Il triste fine-gloria di un tenore davvero

Quello in cui viviamo è un mondo stonato. Stona la scienza che non riesce a difenderci dalle malattie, stona l’ambiente che è stato forse irrimediabilmente rovinato, stona la meteorologia che crea più allarmismi che opportunismi, stona la politica che continua imperterrita a sfornare pentole senza coperchio. Di fronte alla stonatura globale verrebbe spontaneo rifugiarsi in chi dovrebbe fare canto e musica con perfetta intonazione. Invece anche un cantante-musicista come Placido Domingo incorre nelle sue brave stonature. Rimane uno degli idoli della mia connaturale passione per l’opera lirica, messi inopinatamente in discussione.

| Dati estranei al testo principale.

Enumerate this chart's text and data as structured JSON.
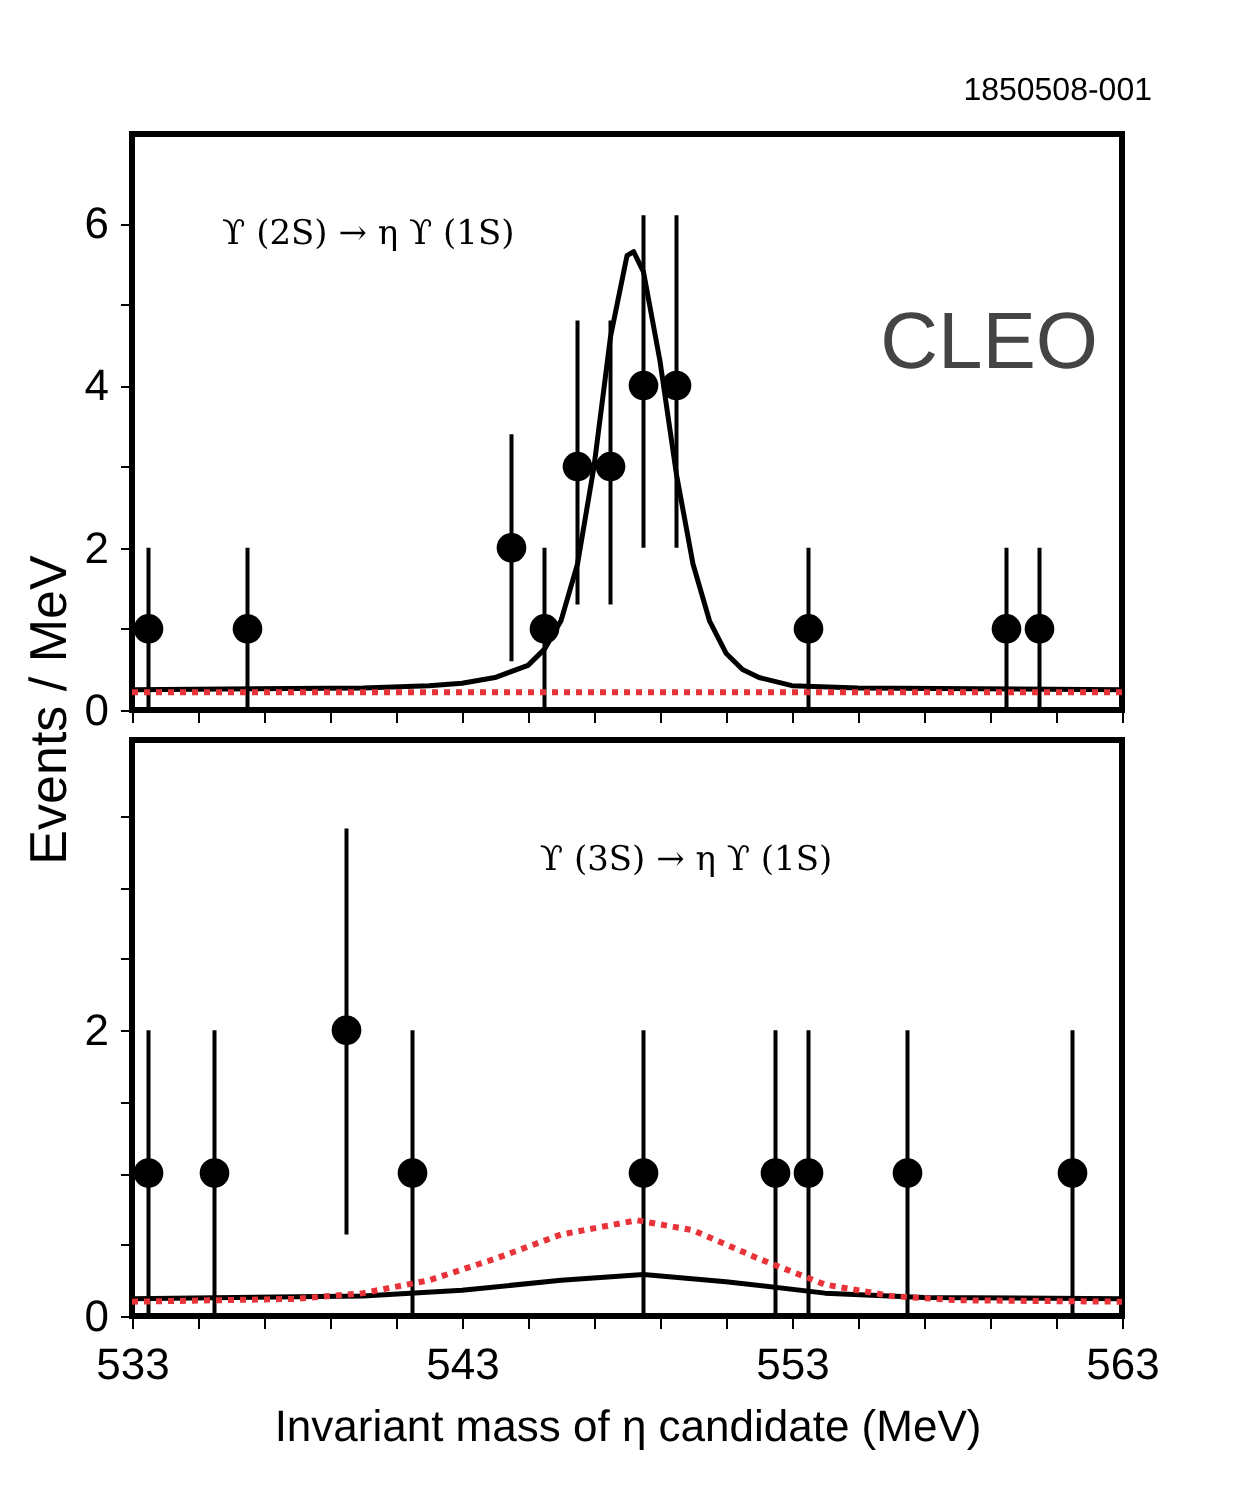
{
  "chart_data": [
    {
      "type": "scatter",
      "ylabel": "Events / MeV",
      "annotations": [
        "1850508-001",
        "ϒ (2S) → η ϒ (1S)",
        "CLEO"
      ],
      "xlim": [
        533,
        563
      ],
      "xticks": [
        533,
        {
          "value": 535,
          "label": null
        },
        {
          "value": 537,
          "label": null
        },
        {
          "value": 539,
          "label": null
        },
        {
          "value": 541,
          "label": null
        },
        543,
        {
          "value": 545,
          "label": null
        },
        {
          "value": 547,
          "label": null
        },
        {
          "value": 549,
          "label": null
        },
        {
          "value": 551,
          "label": null
        },
        553,
        {
          "value": 555,
          "label": null
        },
        {
          "value": 557,
          "label": null
        },
        {
          "value": 559,
          "label": null
        },
        {
          "value": 561,
          "label": null
        },
        563
      ],
      "ylim": [
        0,
        7.1
      ],
      "yticks": [
        0,
        {
          "value": 1,
          "label": null
        },
        2,
        {
          "value": 3,
          "label": null
        },
        4,
        {
          "value": 5,
          "label": null
        },
        6
      ],
      "tick_labels": "y",
      "grid": false,
      "series": [
        {
          "marker": "circle",
          "color": "#000000",
          "x": [
            533.5,
            536.5,
            544.5,
            545.5,
            546.5,
            547.5,
            548.5,
            549.5,
            553.5,
            559.5,
            560.5
          ],
          "values": [
            1,
            1,
            2,
            1,
            3,
            3,
            4,
            4,
            1,
            1,
            1
          ],
          "errors": [
            [
              0,
              2
            ],
            [
              0,
              2
            ],
            [
              0.6,
              3.4
            ],
            [
              0,
              2
            ],
            [
              1.3,
              4.8
            ],
            [
              1.3,
              4.8
            ],
            [
              2,
              6.1
            ],
            [
              2,
              6.1
            ],
            [
              0,
              2
            ],
            [
              0,
              2
            ],
            [
              0,
              2
            ]
          ]
        },
        {
          "type": "line",
          "color": "#000000",
          "line_style": "solid",
          "x": [
            533,
            540,
            542,
            543,
            544,
            545,
            545.5,
            546,
            546.5,
            547,
            547.5,
            548,
            548.2,
            548.5,
            549,
            549.5,
            550,
            550.5,
            551,
            551.5,
            552,
            553,
            555,
            563
          ],
          "values": [
            0.25,
            0.27,
            0.3,
            0.33,
            0.4,
            0.55,
            0.75,
            1.1,
            1.8,
            3.0,
            4.6,
            5.6,
            5.65,
            5.4,
            4.3,
            2.9,
            1.8,
            1.1,
            0.7,
            0.5,
            0.4,
            0.3,
            0.27,
            0.25
          ]
        },
        {
          "type": "line",
          "color": "#e8333a",
          "line_style": "dotted",
          "x": [
            533,
            563
          ],
          "values": [
            0.22,
            0.22
          ]
        }
      ]
    },
    {
      "type": "scatter",
      "xlabel": "Invariant mass of η candidate (MeV)",
      "annotations": [
        "ϒ (3S) → η ϒ (1S)"
      ],
      "xlim": [
        533,
        563
      ],
      "xticks": [
        533,
        {
          "value": 535,
          "label": null
        },
        {
          "value": 537,
          "label": null
        },
        {
          "value": 539,
          "label": null
        },
        {
          "value": 541,
          "label": null
        },
        543,
        {
          "value": 545,
          "label": null
        },
        {
          "value": 547,
          "label": null
        },
        {
          "value": 549,
          "label": null
        },
        {
          "value": 551,
          "label": null
        },
        553,
        {
          "value": 555,
          "label": null
        },
        {
          "value": 557,
          "label": null
        },
        {
          "value": 559,
          "label": null
        },
        {
          "value": 561,
          "label": null
        },
        563
      ],
      "ylim": [
        0,
        4.03
      ],
      "yticks": [
        0,
        {
          "value": 0.5,
          "label": null
        },
        {
          "value": 1,
          "label": null
        },
        {
          "value": 1.5,
          "label": null
        },
        2,
        {
          "value": 2.5,
          "label": null
        },
        {
          "value": 3,
          "label": null
        },
        {
          "value": 3.5,
          "label": null
        }
      ],
      "grid": false,
      "series": [
        {
          "marker": "circle",
          "color": "#000000",
          "x": [
            533.5,
            535.5,
            539.5,
            541.5,
            548.5,
            552.5,
            553.5,
            556.5,
            561.5
          ],
          "values": [
            1,
            1,
            2,
            1,
            1,
            1,
            1,
            1,
            1
          ],
          "errors": [
            [
              0,
              2
            ],
            [
              0,
              2
            ],
            [
              0.57,
              3.41
            ],
            [
              0,
              2
            ],
            [
              0,
              2
            ],
            [
              0,
              2
            ],
            [
              0,
              2
            ],
            [
              0,
              2
            ],
            [
              0,
              2
            ]
          ]
        },
        {
          "type": "line",
          "color": "#000000",
          "line_style": "solid",
          "x": [
            533,
            540,
            543,
            546,
            548.5,
            551,
            554,
            557,
            563
          ],
          "values": [
            0.12,
            0.14,
            0.18,
            0.25,
            0.29,
            0.24,
            0.16,
            0.13,
            0.12
          ]
        },
        {
          "type": "line",
          "color": "#e8333a",
          "line_style": "dotted",
          "x": [
            533,
            538,
            540,
            542,
            544,
            546,
            548.3,
            550,
            552,
            554,
            556,
            558,
            563
          ],
          "values": [
            0.1,
            0.12,
            0.16,
            0.25,
            0.4,
            0.57,
            0.67,
            0.6,
            0.4,
            0.22,
            0.14,
            0.11,
            0.1
          ]
        }
      ]
    }
  ]
}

Quello di Placido Domingo è un dramma: all’Arena di Verona è stato contestato dai suoi stessi orchestrali come immeritevole di applausi, impreparato, poco professionale. Deve ritirarsi. Ma sarebbe stato meglio se si fosse ritirato prima. Quand’è che chi ha l’amore del pubblico, l’ammirazione della critica, deve smettere? Uscire dalla luce e rientrare nell’ombra? Io non sono un cantante, non mi esibisco nei teatri, ma so che i teatri sono ubriacanti, che l’attore che sale sulla scena e si vede illuminato dai riflettori e vede il pubblico sparire in sala ingoiato dal buio e capisce che l’unica persona visibile e vista è lui, ha un attimo di annebbiamento, teme di non essere nel vero, teme di risvegliarsi e scoprire che era tutto un sogno.

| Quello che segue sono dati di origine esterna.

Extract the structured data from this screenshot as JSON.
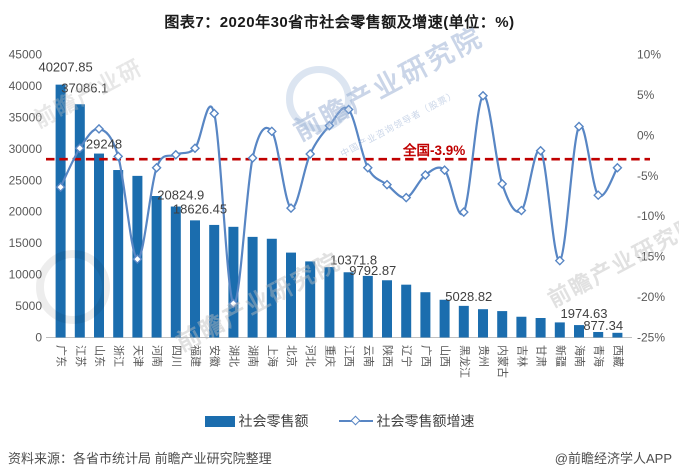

(…) La vita dell’attore e del cantante sta nel continuare ad essere, aiutando il pubblico a non essere. È stata la vita di Placido Domingo. Perché tu sia, devi essere perfetto. Non devi sbagliare una nota, una sillaba, un gesto. Se posso aggiungere un’altra considerazione, non devi sbagliare neanche nella vita privata: non puoi rubare in tram, picchiare in casa, violentare una donna, essere condannato in tribunale, perché la tua nuova figura di autore di un reato copre e oscura la tua figura di artista. Di recente Domingo è apparso nelle cronache per molestie sessuali.

(…) Allora, quand’è che Domingo avrebbe dovuto smettere? Ben prima, quando il pubblico si alzava, non convintissimo ma si alzava. Quand’è che uno scrittore non deve più scrivere libri? Quando i critici gli fan capire che non sono più libri, non sono opere. Son prodotti, magari fanno un po’ di soldi, ma non durano. Se si fosse ritirato al tempo della grandezza, Domingo sarebbe restato grandissimo. Ha aspettato di essere contestato, e grandissimo non lo è più. (così Ferdinando Camon sul quotidiano Avvenire).

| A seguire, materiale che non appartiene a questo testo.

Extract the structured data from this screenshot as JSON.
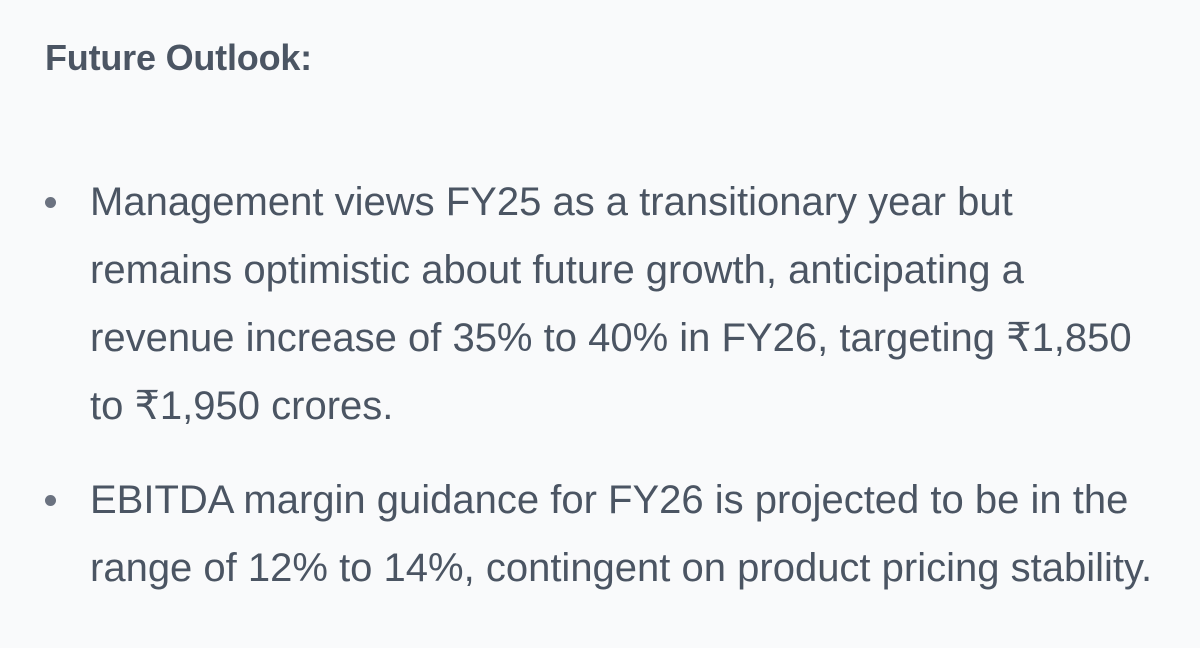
{
  "section": {
    "title": "Future Outlook:"
  },
  "bullets": [
    {
      "text": "Management views FY25 as a transitionary year but remains optimistic about future growth, anticipating a revenue increase of 35% to 40% in FY26, targeting ₹1,850 to ₹1,950 crores."
    },
    {
      "text": "EBITDA margin guidance for FY26 is projected to be in the range of 12% to 14%, contingent on product pricing stability."
    }
  ],
  "colors": {
    "background": "#f9fafb",
    "text": "#4b5563",
    "bullet_dot": "#6b7280"
  }
}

Mi sovviene quanto raccontava mio padre relativamente al periodo della seconda guerra mondiale, dopo l’occupazione tedesca del nostro territorio. Per tenere occupata la gente e distoglierla dalla resistenza al nazifascismo, facevano lavorare gli uomini “al canäl”, vale a dire nel greto del torrente per fingere opere (in)utili che alla fine venivano regolarmente eliminate con le ruspe.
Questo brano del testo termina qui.